Setelah dua dasawarsa lebih berlalu, upaya pemberantasan musik bajakan di negara kita belum banyak mengalami kemajuan. Di berbagai sudut kota, dengan mudah kita bisa melihat album musik bajakan dijajakan secara bebas, baik di kios mal yang ber-AC, hingga di lapak-lapak di emperan jalan. Beberapa di antaranya bahkan terletak hanya beberapa langkah saja dari pos polisi.

Ini tentu masalah. Pembajakan tak hanya mengancam industri lagu Barat, tapi juga bisa menghancurkan industri musik lokal. Kenapa? Musik legal tak akan pernah mampu bersaing dengan musik bajakan. Bayangkan, dengan membayar Rp 8 ribu saja saat ini kita bisa memperoleh cakram berisi sekitar 50 – 100 file lagu MP3 bajakan. Bandingkan dengan CD legal yang harganya di atas Rp 75.000 dan hanya berisi jumlah lagu 10 – 20 persennya saja. Mirisnya lagi, iPod atau pemutar musik lain di Indonesia rata-rata juga diisi konten bajakan, karena toko musik online yang legal belum ada di sini.

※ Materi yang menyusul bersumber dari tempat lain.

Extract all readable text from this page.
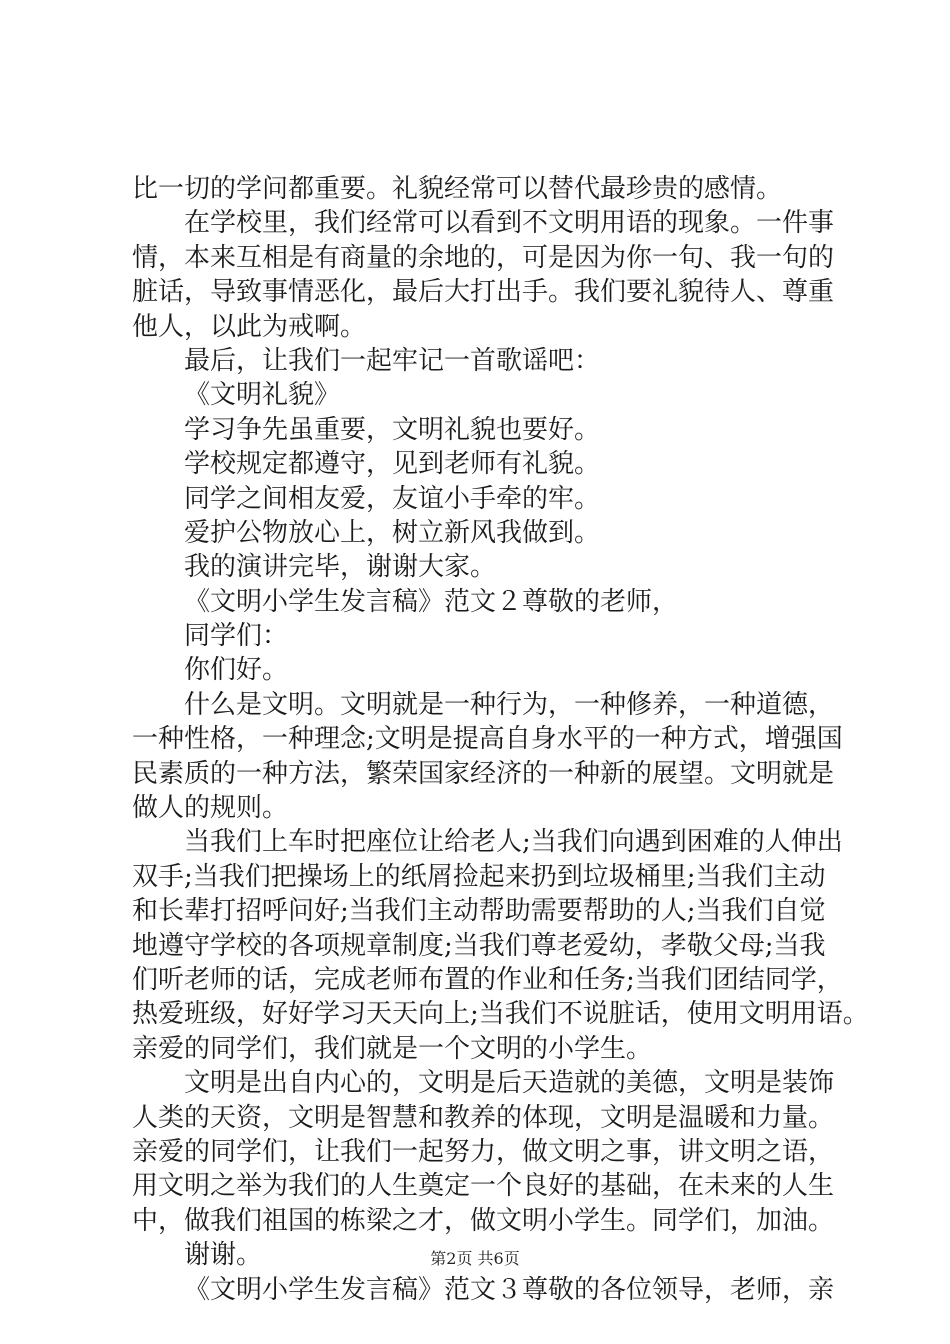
比一切的学问都重要。礼貌经常可以替代最珍贵的感情。
在学校里，我们经常可以看到不文明用语的现象。一件事
情，本来互相是有商量的余地的，可是因为你一句、我一句的
脏话，导致事情恶化，最后大打出手。我们要礼貌待人、尊重
他人，以此为戒啊。
最后，让我们一起牢记一首歌谣吧：
《文明礼貌》
学习争先虽重要，文明礼貌也要好。
学校规定都遵守，见到老师有礼貌。
同学之间相友爱，友谊小手牵的牢。
爱护公物放心上，树立新风我做到。
我的演讲完毕，谢谢大家。
《文明小学生发言稿》范文２尊敬的老师，
同学们：
你们好。
什么是文明。文明就是一种行为，一种修养，一种道德，
一种性格，一种理念;文明是提高自身水平的一种方式，增强国
民素质的一种方法，繁荣国家经济的一种新的展望。文明就是
做人的规则。
当我们上车时把座位让给老人;当我们向遇到困难的人伸出
双手;当我们把操场上的纸屑捡起来扔到垃圾桶里;当我们主动
和长辈打招呼问好;当我们主动帮助需要帮助的人;当我们自觉
地遵守学校的各项规章制度;当我们尊老爱幼，孝敬父母;当我
们听老师的话，完成老师布置的作业和任务;当我们团结同学，
热爱班级，好好学习天天向上;当我们不说脏话，使用文明用语。
亲爱的同学们，我们就是一个文明的小学生。
文明是出自内心的，文明是后天造就的美德，文明是装饰
人类的天资，文明是智慧和教养的体现，文明是温暖和力量。
亲爱的同学们，让我们一起努力，做文明之事，讲文明之语，
用文明之举为我们的人生奠定一个良好的基础，在未来的人生
中，做我们祖国的栋梁之才，做文明小学生。同学们，加油。
谢谢。
《文明小学生发言稿》范文３尊敬的各位领导，老师，亲
第2页 共6页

Akibatnya, tak sulit ditebak, penjualan musik legal dalam bentuk CD dan kaset terus menurun. Bila di tahun 1997 penjualan CD dan kaset legal berkisar sekitar 90 juta, pada 2008 angkanya anjlok hingga 11 juta saja. Bahkan, menurut data Asosiasi Industri Rekaman Indonesia (ASIRI), pada 2007 porsi penjualan musik ilegal mencapai 95.7 persen.
Melihat kondisi itu, kerjasama label musik dengan operator telekomunikasi, bisa menjadi salah satu jawaban dari persoalan itu, dengan menyediakan mekanisme jual beli musik dan cara pembayaran yang valid.